New ’10 Ford Taurus Developed on Accelerated Timetable
To accommodate the reduced schedule, Ford engineers decided to forgo the usual practice of building various physical models of components, instead leaning more heavily on the auto maker’s suite of virtual tools.
ASHEVILLE, NC – The soon-to-be-released ’10 Ford Taurus flagship sedan originally was planned as an ’11 model.
But that changed when Ford Motor Co. brass decided to pull ahead the product-development program.
Not surprisingly, chief engineer Pete Reyes, who was tasked with overseeing development of the Taurus, was caught off guard.
“It was a shock to hear,” he tells Ward’s at a Taurus launch event here. “We talked about, ‘How do you realistically pull a year out?’”
When developing a new product, most auto makers have a set of procedures they closely follow. But the order from on high forced Reyes and his team to tear up the standard playbook and devise a new way to bring a product to market in record time.
“We quickly said, ‘We know the loads coming into this vehicle, it’s a known platform,’” he says. “When you know that, you can jump to computer-aided engineering tools until you go to hard tools. You don’t need a soft-tool base, and you don’t need to run a lot of mechanical prototypes.”
The new Taurus is based on Ford’s D3 architecture. The platform, originally developed by the auto maker’s Volvo Car subsidiary, underpins a number of vehicles, including the recently launched ’09 Lincoln MKS flagship sedan.
Accelerated Taurus program may provide blueprint for future vehicle development.
Reyes also faced the formidable challenge of developing the Taurus with reduced staffing levels. Since 2005, the auto maker has cut more than 60,000 jobs in North America, including some 13,000 salaried positions.
“Ford has reduced headcount over time, and we’re running pretty lean,” Reyes says. “But we still get 300 engineers at any given time working on a product.”
As Ford has gotten accustomed to working with fewer people it has been able to compress the amount of time engineers are required to work on a vehicle program, he adds.
To accommodate the reduced schedule, Reyes and his team decided to forgo the usual practice of building various physical models of components. Instead, they leaned more heavily on the auto maker’s suite of virtual tools.
In the past, Ford used virtual tools to augment other engineering work or to verify potential changes in the product design would work, but the auto maker was reluctant to rely too heavily on the technology.
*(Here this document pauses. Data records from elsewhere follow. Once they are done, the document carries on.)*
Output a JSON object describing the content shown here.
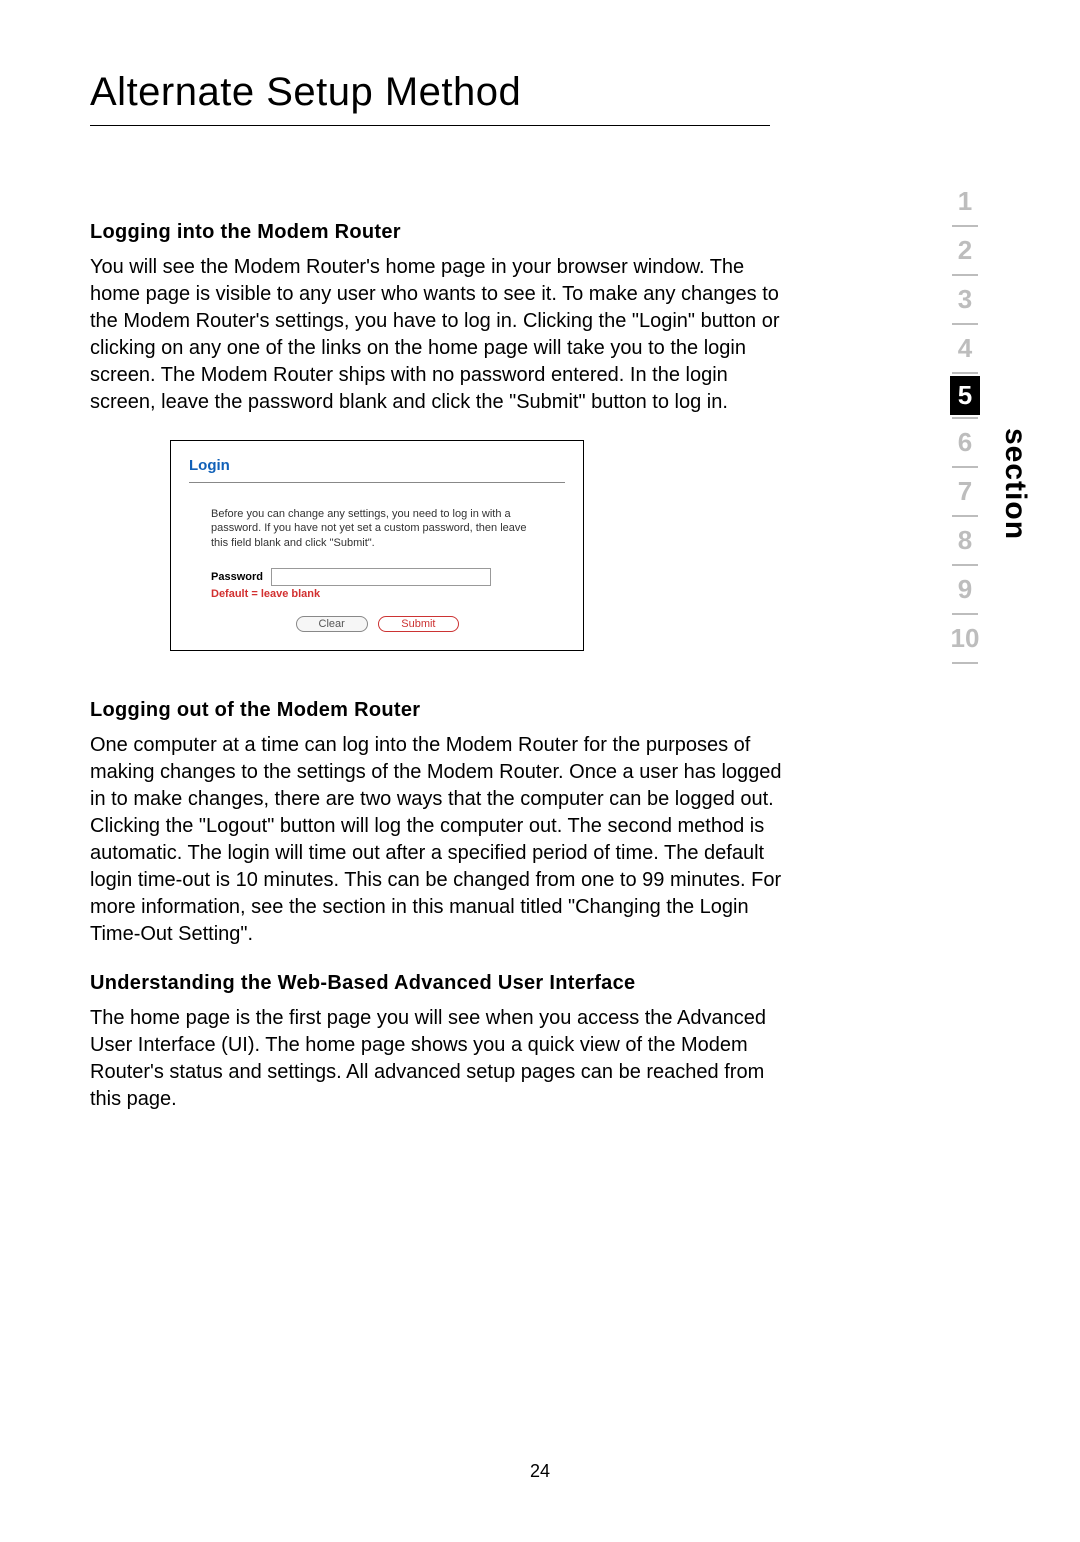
{
  "title": "Alternate Setup Method",
  "sections": {
    "s1": {
      "heading": "Logging into the Modem Router",
      "body": "You will see the Modem Router's home page in your browser window. The home page is visible to any user who wants to see it. To make any changes to the Modem Router's settings, you have to log in. Clicking the \"Login\" button or clicking on any one of the links on the home page will take you to the login screen. The Modem Router ships with no password entered. In the login screen, leave the password blank and click the \"Submit\" button to log in."
    },
    "s2": {
      "heading": "Logging out of the Modem Router",
      "body": "One computer at a time can log into the Modem Router for the purposes of making changes to the settings of the Modem Router. Once a user has logged in to make changes, there are two ways that the computer can be logged out. Clicking the \"Logout\" button will log the computer out. The second method is automatic. The login will time out after a specified period of time. The default login time-out is 10 minutes. This can be changed from one to 99 minutes. For more information, see the section in this manual titled \"Changing the Login Time-Out Setting\"."
    },
    "s3": {
      "heading": "Understanding the Web-Based Advanced User Interface",
      "body": "The home page is the first page you will see when you access the Advanced User Interface (UI). The home page shows you a quick view of the Modem Router's status and settings. All advanced setup pages can be reached from this page."
    }
  },
  "login_shot": {
    "title": "Login",
    "instructions": "Before you can change any settings, you need to log in with a password. If you have not yet set a custom password, then leave this field blank and click \"Submit\".",
    "password_label": "Password",
    "password_hint": "Default = leave blank",
    "clear_label": "Clear",
    "submit_label": "Submit"
  },
  "nav": {
    "label": "section",
    "items": [
      "1",
      "2",
      "3",
      "4",
      "5",
      "6",
      "7",
      "8",
      "9",
      "10"
    ],
    "active": "5"
  },
  "page_number": "24"
}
“(We) never committed to it fully,” Reyes says. “But this was a commitment to say, ‘This is all we’re using until we get that first prototype,’ and that first prototype didn’t come to us until July 3, 2008.”
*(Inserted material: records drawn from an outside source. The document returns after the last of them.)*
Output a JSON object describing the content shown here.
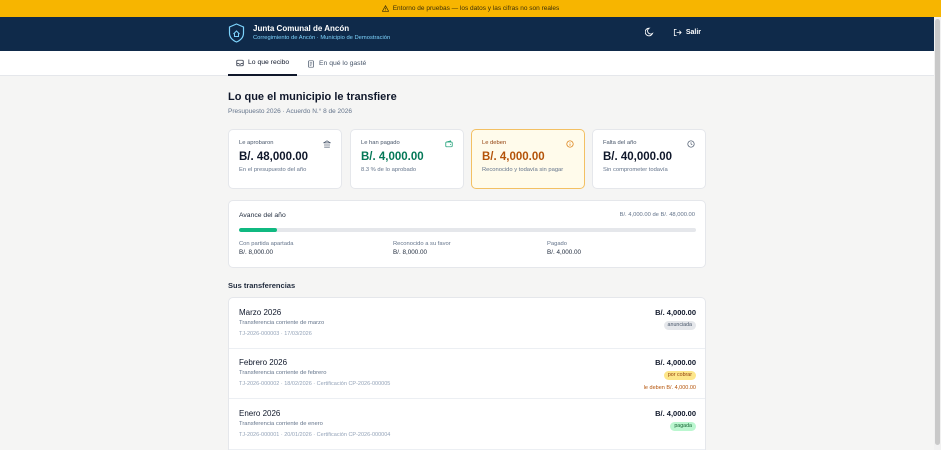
{
  "banner": {
    "text": "Entorno de pruebas — los datos y las cifras no son reales",
    "icon": "warning-icon",
    "color": "#f7b500"
  },
  "header": {
    "title": "Junta Comunal de Ancón",
    "subtitle": "Corregimiento de Ancón · Municipio de Demostración",
    "theme_icon": "moon-icon",
    "exit_label": "Salir",
    "bg_color": "#0f2a4a"
  },
  "tabs": [
    {
      "label": "Lo que recibo",
      "icon": "inbox-icon",
      "active": true
    },
    {
      "label": "En qué lo gasté",
      "icon": "receipt-icon",
      "active": false
    }
  ],
  "page": {
    "title": "Lo que el municipio le transfiere",
    "subtitle": "Presupuesto 2026 · Acuerdo N.° 8 de 2026"
  },
  "cards": [
    {
      "label": "Le aprobaron",
      "value": "B/. 48,000.00",
      "hint": "En el presupuesto del año",
      "icon": "bank-icon",
      "color": "#0f172a"
    },
    {
      "label": "Le han pagado",
      "value": "B/. 4,000.00",
      "hint": "8.3 % de lo aprobado",
      "icon": "wallet-icon",
      "color": "#047857"
    },
    {
      "label": "Le deben",
      "value": "B/. 4,000.00",
      "hint": "Reconocido y todavía sin pagar",
      "icon": "info-icon",
      "color": "#b45309"
    },
    {
      "label": "Falta del año",
      "value": "B/. 40,000.00",
      "hint": "Sin comprometer todavía",
      "icon": "clock-icon",
      "color": "#0f172a"
    }
  ],
  "progress": {
    "title": "Avance del año",
    "total": "B/. 4,000.00 de B/. 48,000.00",
    "fraction": 0.083,
    "stats": [
      {
        "label": "Con partida apartada",
        "value": "B/. 8,000.00"
      },
      {
        "label": "Reconocido a su favor",
        "value": "B/. 8,000.00"
      },
      {
        "label": "Pagado",
        "value": "B/. 4,000.00"
      }
    ]
  },
  "transfers": {
    "title": "Sus transferencias",
    "items": [
      {
        "month": "Marzo 2026",
        "desc": "Transferencia corriente de marzo",
        "ref": "TJ-2026-000003 · 17/03/2026",
        "amount": "B/. 4,000.00",
        "badge": "anunciada",
        "badge_bg": "#e5e7eb",
        "badge_fg": "#475569",
        "owed": ""
      },
      {
        "month": "Febrero 2026",
        "desc": "Transferencia corriente de febrero",
        "ref": "TJ-2026-000002 · 18/02/2026 · Certificación CP-2026-000005",
        "amount": "B/. 4,000.00",
        "badge": "por cobrar",
        "badge_bg": "#fde68a",
        "badge_fg": "#92400e",
        "owed": "le deben B/. 4,000.00"
      },
      {
        "month": "Enero 2026",
        "desc": "Transferencia corriente de enero",
        "ref": "TJ-2026-000001 · 20/01/2026 · Certificación CP-2026-000004",
        "amount": "B/. 4,000.00",
        "badge": "pagada",
        "badge_bg": "#bbf7d0",
        "badge_fg": "#166534",
        "owed": ""
      }
    ]
  }
}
Throughout development, Reyes says top management offered full support, telling his team if a problem arose, “We’ll fix it, even it if takes time and money.”
Despite charting new territory, Reyes says the process went exceptionally smooth.
“I can’t point to a single big error we had to fix,” he says, adding, “there were a lot of things we retooled and finessed.
“It was a full commitment to computer-aided engineering and only one prototype phase, and that’s how we took the time out,” Reyes says, noting one phase would not have worked if the vehicle was not built on a known platform.
While Reyes admits the accelerated product-development timeframe won’t work for all vehicle programs, he says other Ford chief engineers have come to him for insight.
The ’10 Ford Taurus starts at $25,995, including destination and delivery, and will begin arriving in showrooms in late July. It will be built at Ford’s Chicago assembly plant.